The operant question this morning seems to be WhatNow? Now that the whole danged world seems to have shifted on its axis again, what comes next? Nobody knows for sure what happens next. The news suddenly seems more urgent and compelling if not necessarily more informative. It's not that we're necessarily drowning in FakeNews, but that news cannot report on what's not known yet. AnotherBeginning brings a fresh rush of uncertainty, of fundamental unknowability, to disrupt what we were certain we could know before. Our prior understandings failed to inoculate any of us from the disorientation AnotherBeginning brings. A fresh batch of fundamentally undecidable dilemmas face us, as if we had made much headway on the old batch of fundamentally undecidable dilemmas. We grew accustomed to that old batch and have developed no callouses against the fresh ones. We ask different fundamentally unanswerable questions now, though we're unlikely to stumble upon fully resolving answers. We'll probably embrace tentative answers, like we did before, and eventually lose the sense that we do not know.
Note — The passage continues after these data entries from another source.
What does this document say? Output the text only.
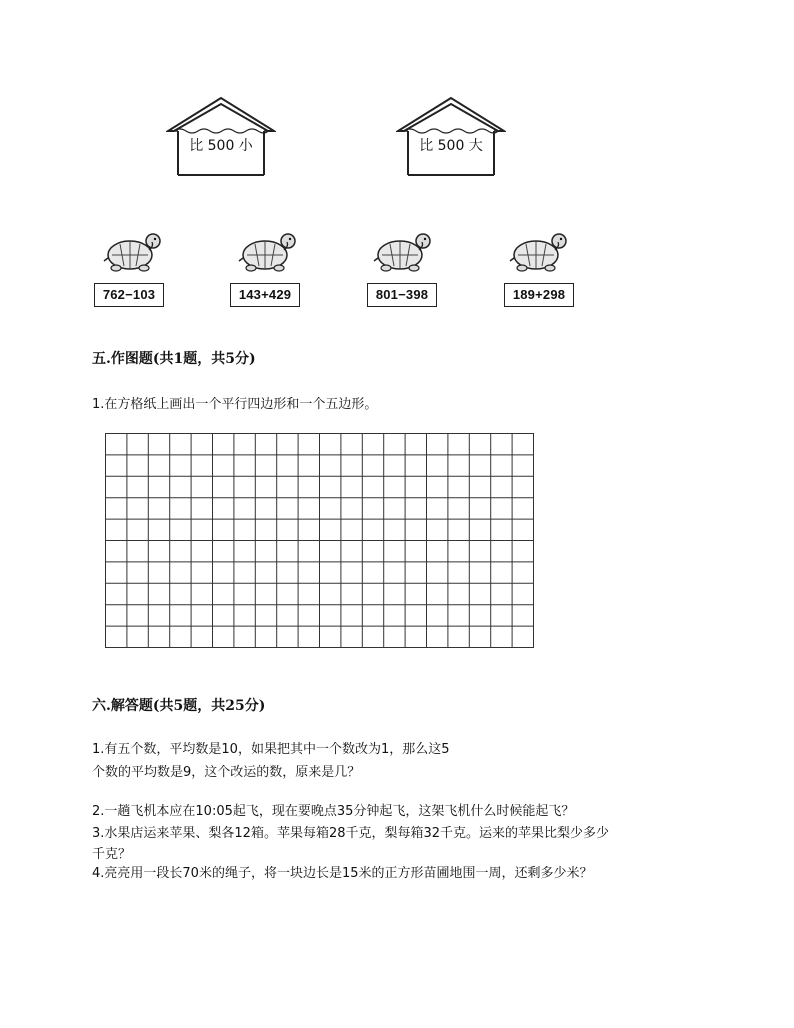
比 500 小	比 500 大
762−103	143+429	801−398	189+298
五.作图题(共1题，共5分)
1.在方格纸上画出一个平行四边形和一个五边形。
六.解答题(共5题，共25分)
1.有五个数，平均数是10，如果把其中一个数改为1，那么这5
个数的平均数是9，这个改运的数，原来是几？
2.一趟飞机本应在10:05起飞，现在要晚点35分钟起飞，这架飞机什么时候能起飞？
3.水果店运来苹果、梨各12箱。苹果每箱28千克，梨每箱32千克。运来的苹果比梨少多少
千克？
4.亮亮用一段长70米的绳子，将一块边长是15米的正方形苗圃地围一周，还剩多少米？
I feel as though I'm opening a fresh mystery, unfamiliar characters confronting me, the opening scene only hinting at the author's underlying skill. I won't know until I'm well into this story whether this author proves to be a compelling storyteller or just another James Patterson who's subcontracted his work. I'm hoping for a James Lee Burke this time, with a damaged but benevolent protagonist nicknamed Streak, evil held at bay. Even here, familiar patterns swirl before me, each morning spawning another mini-mystery wrapped within a larger one. It's mystery all the way down right now. I'm making everything up as I go along. The Otter and I yesterday visited a local cafe which we'd heard was selling fresh bread. We arrived to find a table blocking the front door. The proprietor greeted us after coming forward from the open kitchen, took our order, then returned with our bread. I asked her how she thought she'd fare during this mandated shut-down of all sit-down restaurants and she insisted that her business model leaned heavily toward to-go business, so she thought she'd likely survive. Not every establishment around here seems nearly as fortunate. The biker bar which typically sees its parking lot overwhelmed by motorcycles and cars won't thrive selling to-go food. Moses has been placed into the river. The current decides WhatNow? for him.